Fernanda Montenegro estampa a capa digital da @voguebrasil, no especial em homenagem ao cinema brasileiro, onde detalha os bastidores do seu novo filme e reflete sobre o envelhecimento na dramaturgia. VIVA!
Aos 96, Fernanda atravessou gerações, estilos de cinema, momentos do país.
E fez isso sempre com aquela presença rara que prende o olhar.
Muita gente lembra imediatamente de Central do Brasil, o filme que a levou ao Oscar e colocou o cinema brasileiro diante do mundo de uma forma histórica.
Mas a trajetória dela vai muito além de um único momento.
São décadas de teatro, televisão e cinema. Quase quarenta filmes.
Uma vida inteira dedicada à arte de interpretar o humano.
Agora ela volta às telas em um registro diferente: a comédia Velhos Bandidos, dirigida pelo filho Cláudio Torres, que estreia dia 26 de março nos cinemas.
E ela diz na entrevista:
“Fazer rir é muito mais difícil do que o drama. A carga de humor já tem de fazer parte de nós. Ou se nasce com ela ou o ator tem de caçá-la. Nem sempre conseguimos encontrá-la”.
Talvez seja por isso que chega aos 96 com essa leveza curiosa diante da vida.
Fernanda também fala sobre sua história na dramaturgia.

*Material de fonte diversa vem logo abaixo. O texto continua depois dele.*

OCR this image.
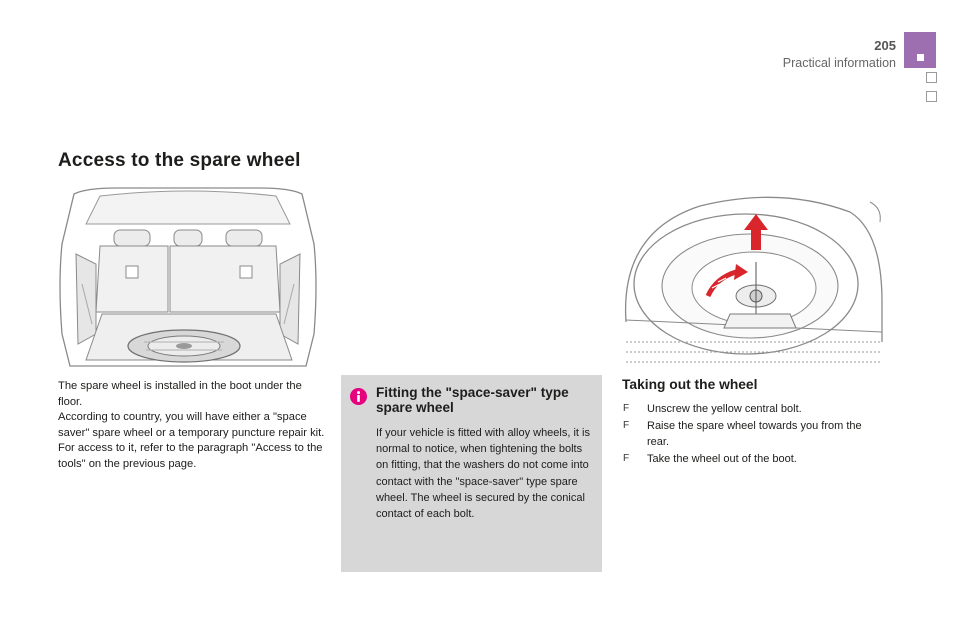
205
Practical information
Access to the spare wheel

The spare wheel is installed in the boot under the floor.

According to country, you will have either a "space saver" spare wheel or a temporary puncture repair kit.

For access to it, refer to the paragraph "Access to the tools" on the previous page.

Fitting the "space-saver" type spare wheel
If your vehicle is fitted with alloy wheels, it is normal to notice, when tightening the bolts on fitting, that the washers do not come into contact with the "space-saver" type spare wheel. The wheel is secured by the conical contact of each bolt.
Taking out the wheel
F Unscrew the yellow central bolt.
F Raise the spare wheel towards you from the rear.
F Take the wheel out of the boot.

Sobre como o corpo muda, mas o pensamento muitas vezes continua vivo e curioso.
Às vezes parece existir uma ideia muito equivocada de que envelhecer significa desaparecer, e ela faz exatamente o contrário.
Continua trabalhando, lendo e viajando pelo Brasil com leituras dramáticas de autores como Nelson Rodrigues e Simone de Beauvoir.
Recentemente reuniu 15 mil pessoas no Parque Ibirapuera para ouvir literatura.
Que força tem uma mulher que ainda provoca silêncio e atenção em tanta gente?
Isso é o que mais me emociona nela. Fernanda não representa apenas longevidade, representa permanência.
Uma mulher que nunca saiu de cena, só foi ampliando o palco.
Eu deixo meu VIVA para Fernanda Montenegro.
VIVA A COROA!
E você, quando pensa nela, qual lembrança vem primeiro à sua memória? Me conta?